Start At the Top
The task to begin finding and implementing leadership training for your supervisors and managers may not be as daunting as some would have you believe — unless the initiative came from anyone other than your President, General Manager, or CEO. This is critical because before you venture out to begin any training program, you need to start with the business reasons why you are doing so.
Leadership Training for Supervisors and Managers Must Drive Results
Whether you are considering adding leadership training or not, consider these facts to take to your boss. A University of North Texas study found that companies that train their managers and supervisors show a productivity increase of 21%. A Business Week workforce study reflects a 300% decrease in turnover when companies train their front-line leaders. A Gallup poll of more than one million workers sites the number one reason people leave their job is because of their immediate supervisor or manager.
Before Starting Leadership Development You Must Ask Yourself Seven Key Questions
- Why do we need leadership training?
- What problems are we experiencing, that leadership training will fix?
- What impact will it have on the business?
- How might it positively affect productivity?
- Will we be more profitable after training our supervisors and managers?
- What do you want people to know, do, or feel differently as a result of this training?

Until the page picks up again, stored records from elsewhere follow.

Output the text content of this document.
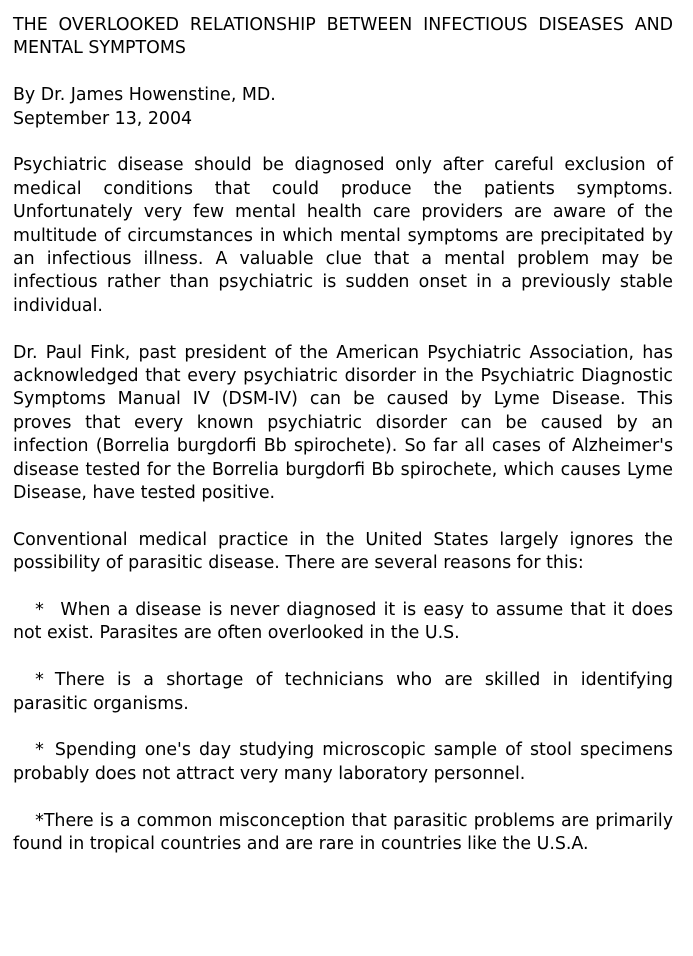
THE OVERLOOKED RELATIONSHIP BETWEEN INFECTIOUS DISEASES AND MENTAL SYMPTOMS
By Dr. James Howenstine, MD.
September 13, 2004

Psychiatric disease should be diagnosed only after careful exclusion of medical conditions that could produce the patients symptoms. Unfortunately very few mental health care providers are aware of the multitude of circumstances in which mental symptoms are precipitated by an infectious illness. A valuable clue that a mental problem may be infectious rather than psychiatric is sudden onset in a previously stable individual.

Dr. Paul Fink, past president of the American Psychiatric Association, has acknowledged that every psychiatric disorder in the Psychiatric Diagnostic Symptoms Manual IV (DSM-IV) can be caused by Lyme Disease. This proves that every known psychiatric disorder can be caused by an infection (Borrelia burgdorfi Bb spirochete). So far all cases of Alzheimer's disease tested for the Borrelia burgdorfi Bb spirochete, which causes Lyme Disease, have tested positive.

Conventional medical practice in the United States largely ignores the possibility of parasitic disease. There are several reasons for this:

*   When a disease is never diagnosed it is easy to assume that it does not exist. Parasites are often overlooked in the U.S.

*  There is a shortage of technicians who are skilled in identifying parasitic organisms.

*  Spending one's day studying microscopic sample of stool specimens probably does not attract very many laboratory personnel.

*There is a common misconception that parasitic problems are primarily found in tropical countries and are rare in countries like the U.S.A.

- How will we measure its success?
Provided that the President/CEO and their management team are on the same page with these questions, you can then successfully implement any training that is chosen. This process will be the hardest part, but if done correctly and thoroughly, it will make implementation and buy-in all the easier!
Key Leadership Competencies
Don’t waste your time and money on assessments. Some will disagree with me on this, especially those who sell and consult the assessments themselves! The fact of the matter is, research has been done again and again when it comes to identifying the top competencies of leaders. We even did our own research with executives from over 400 organizations (because we didn’t believe it). We uncovered what everyone else has known over the years — the top competencies your managers and supervisors must have:
- Accountability & Responsibility
- Change Management
- Coaching & Mentoring
- Conflict Resolution
- Motivating Yourself & Others
- Trust and Integrity
Which of Those Competencies Can Your Supervisors and Managers Skip?
To help you understand why I believe assessments are a waste of time and money, ask yourself two questions:
- Which of those competencies do I NOT want my managers and supervisors to have?
- If a leader reaches a certain proficiency level in a competency, will it not add value to my organization if they continue to improve?
As one very experienced executive recently told me, “what you guys call them may have changed a little, but the underlying skills are the same as they were 50 years ago, and they’ll be the same 50 years from today.”
Competencies Remain Consistent
Do these competencies vary from organization to organization? Not really. If they do, it is because of a competency that is more technical in nature or one that may be specific to that job, but when it comes to the fundamental ‘soft skills’ or people skills, these are the essential ones for building leadership skills in your formal and informal leaders.
Promotions are Based on Hard Skills
Most organizations have managers who are promoted based on their job skills or technical skills, but rarely receive any training on how to be a good manager or to supervise others. I am always impressed with organizations that recognize this and prepare their future supervisors and managers before they step up into a leadership role.
Keep Employees on The Job
More than ever, companies are sensitive to having employees away from their productive tasks for too long. Search for training that is short and concise, but still gives you practical skills for growth. Seminars and 3-hour workshops have proven to be ineffective for two reasons. One, up to 90% of what the participant learned is forgotten within 30 days, primarily due to a lack of reinforcement. Two, much of the training that takes place today tends to be a data dump and little time is given to the participant to process and apply what they have learned.
With answers to the above questions and the list of competencies, you have a foundation upon which to either build a leadership program or evaluate off the shelf training materials, which usually require less time and a smaller investment. There are a countless number of companies ready to help you. Good luck!